Ce passage de l'évangile nous présente un Jésus, annonçant à Capharnaüm la Bonne Nouvelle de l'avènement d'un Royaume des cieux, qui instaure de nouveaux rapports sociaux. Il inaugure ceux-ci en guérissant les malades et en chassant les esprits mauvais.
A la vue des malheurs de tout un peuple, Jésus ne cherche ni à expliquer ni, à plus forte raison, à justifier le mal et la souffrance. Il est pris d'une immense compassion à la vue de l'humanité souffrante et il décide d'emblée de se battre contre les préjugés et contre l'emprise du malheur. Il faut dire qu'en son temps, il n'y avait d'assurance contre la maladie et l'invalidité. On ne s'occupait pas de soigner les malades, les infirmes et tout ceux qui étaient atteints par quelque forme de désordres mentaux. Les pharisiens et les maître de la Loi considéraient volontiers que maladie, handicaps divers, infirmités n'étaient autres qu'un châtiment de Dieu. Tous ces gens ignares, qui en étaient atteint, étaient aussi incapables de connaître et bien sûr d'observer la Loi du Seigneur. C'est pourquoi ils étaient ainsi punis. Il ne fallait pas s'en occuper puisque tous ces misérables n'avaient que ce qu'ils méritent. On ne pouvait s'opposer au châtiment divin. Aussi tous ses malheureux se sentaient exclus, mis à l'écart.

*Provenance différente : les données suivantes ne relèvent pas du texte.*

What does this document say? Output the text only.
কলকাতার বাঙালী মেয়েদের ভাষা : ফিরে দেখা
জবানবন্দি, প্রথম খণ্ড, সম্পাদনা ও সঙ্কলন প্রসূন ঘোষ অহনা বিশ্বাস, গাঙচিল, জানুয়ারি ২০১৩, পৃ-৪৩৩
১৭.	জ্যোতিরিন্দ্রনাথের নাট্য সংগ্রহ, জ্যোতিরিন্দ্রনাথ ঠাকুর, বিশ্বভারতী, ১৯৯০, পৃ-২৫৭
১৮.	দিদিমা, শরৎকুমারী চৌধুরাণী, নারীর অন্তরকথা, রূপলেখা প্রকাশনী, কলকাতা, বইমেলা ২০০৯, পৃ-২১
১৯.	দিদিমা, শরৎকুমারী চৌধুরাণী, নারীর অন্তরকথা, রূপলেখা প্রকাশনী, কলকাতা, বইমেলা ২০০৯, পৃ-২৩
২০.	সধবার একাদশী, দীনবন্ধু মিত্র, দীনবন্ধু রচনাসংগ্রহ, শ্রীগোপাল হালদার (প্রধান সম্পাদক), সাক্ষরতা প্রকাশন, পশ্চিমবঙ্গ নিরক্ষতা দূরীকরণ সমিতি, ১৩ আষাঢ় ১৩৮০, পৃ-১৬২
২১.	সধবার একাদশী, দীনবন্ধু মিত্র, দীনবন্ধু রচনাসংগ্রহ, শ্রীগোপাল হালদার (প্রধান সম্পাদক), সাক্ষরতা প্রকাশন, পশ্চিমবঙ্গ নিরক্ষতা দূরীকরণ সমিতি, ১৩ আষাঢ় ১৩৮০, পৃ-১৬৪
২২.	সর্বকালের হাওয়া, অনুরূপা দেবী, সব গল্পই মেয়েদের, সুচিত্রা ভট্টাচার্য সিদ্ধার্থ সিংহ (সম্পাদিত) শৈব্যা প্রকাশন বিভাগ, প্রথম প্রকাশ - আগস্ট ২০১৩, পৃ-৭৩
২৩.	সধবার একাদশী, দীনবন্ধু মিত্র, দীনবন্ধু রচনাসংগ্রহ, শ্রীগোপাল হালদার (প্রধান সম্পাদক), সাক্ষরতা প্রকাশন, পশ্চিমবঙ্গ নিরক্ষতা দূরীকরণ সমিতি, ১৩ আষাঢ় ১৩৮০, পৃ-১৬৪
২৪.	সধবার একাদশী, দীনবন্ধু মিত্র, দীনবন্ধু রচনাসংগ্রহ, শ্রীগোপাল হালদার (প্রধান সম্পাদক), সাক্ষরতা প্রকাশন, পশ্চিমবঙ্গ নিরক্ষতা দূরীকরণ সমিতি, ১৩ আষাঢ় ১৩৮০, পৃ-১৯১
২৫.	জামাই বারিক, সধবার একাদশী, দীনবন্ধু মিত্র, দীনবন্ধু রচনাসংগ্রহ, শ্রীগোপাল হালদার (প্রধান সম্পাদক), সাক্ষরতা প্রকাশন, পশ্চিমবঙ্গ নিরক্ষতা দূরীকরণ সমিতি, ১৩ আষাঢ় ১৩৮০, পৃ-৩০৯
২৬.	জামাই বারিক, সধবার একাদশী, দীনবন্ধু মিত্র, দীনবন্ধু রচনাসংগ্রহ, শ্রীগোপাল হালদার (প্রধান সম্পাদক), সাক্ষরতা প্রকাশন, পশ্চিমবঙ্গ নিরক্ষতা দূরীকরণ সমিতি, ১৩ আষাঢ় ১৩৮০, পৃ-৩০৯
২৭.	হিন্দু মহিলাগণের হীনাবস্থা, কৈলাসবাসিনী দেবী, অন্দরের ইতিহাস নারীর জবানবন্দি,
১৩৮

Pris de pitié pour eux, Jésus se met à les guérir, en leur rendant confiance en eux-mêmes, "Ta foi, ta confiance en Dieu et en toi-même, t'a sauvé." Il les remet debout. Ainsi nous voyons aujourd'hui le Christ tendre la main à la belle-mère de Pierre et l'aider à se lever. Le soir venu, on lui amenait tous les malades et il se mit à les guérir. Etonnant Jésus qui le lendemain matin s'enfuit tout seul dans la montagne pour prier ! Ce faisant, il repousse la séduction que peuvent exercer les prouesses d'un guérisseur. Il refuse de se laisser enfermer dans le rôle d'un « messie » accumulant les succès spectaculaires. Sa mission est d'annoncer aussi ailleurs la Bonne Nouvelle du Royaume. En effet, si tous les malades, les boiteux, les aveugles, les lépreux venaient vers lui, c'était un peu comme on va chez le rebouteux quand on a tout essayé, un peu comme on attend un miracle d'un Saint, en désespoir de cause. Et cela jusqu'à ce matin, où les apôtres lui ont dit "Tout le monde te cherche". Alors il s'est rendu compte que le pèlerinage commençait, qu'on allait bientôt le porter en triomphe, faire de lui un dieu. Et il est parti, en les laissant là. Comme s'il voulait relancer la balle. En réalité, en partant ailleurs, c'est qu'il voulait que les malheureux de Capharnaüm se prennent désormais eux-mêmes en charge, que les guéris parmi eux, deviennent des guérisseurs, que les sauvés deviennent à leur tour des sauveurs.
Il est parti. Et sans doute de village en village, il a recommencé la même chose, annonçant un nouvel ordre des choses, de nouveaux rapports sociaux. En guérissant les malades, en remettant debout ceux qui étaient écrasés, en réinstallant dans les communautés humaines ceux qui en étaient exclus, en rendant confiance à chacun. Et puis, lorsque le succès grandissait, il est à nouveau parti ailleurs, forçant ainsi chacun non seulement à devenir autonome, mais les invitant à remettre debout et à rendre confiance à tous ceux qui partageait les même souffrances et les mêmes malheurs.
Il est parti. Et depuis lors, il est l'insaisissable. L'enfermerait-on dans une pierre scellée, qu'il en sortirait vivant. Et aujourd'hui, l'accaparerait-on dans un rite, dans une pratique, dans un acte religieux, qu'il s'en échappe. L'ensevelit-on dans le tombeau de nos oublis, qu'il surgit à nouveau, un jour ou l'autre, à la croisée de nos chemins.
C'est pourquoi, dans notre monde d'aujourd'hui, impitoyable et dur, le moindre geste désintéressé, le plus petit acte d'amour, devient miracle. A nous qui avons été guéris par Lui, de devenir à notre tour des guérisseurs.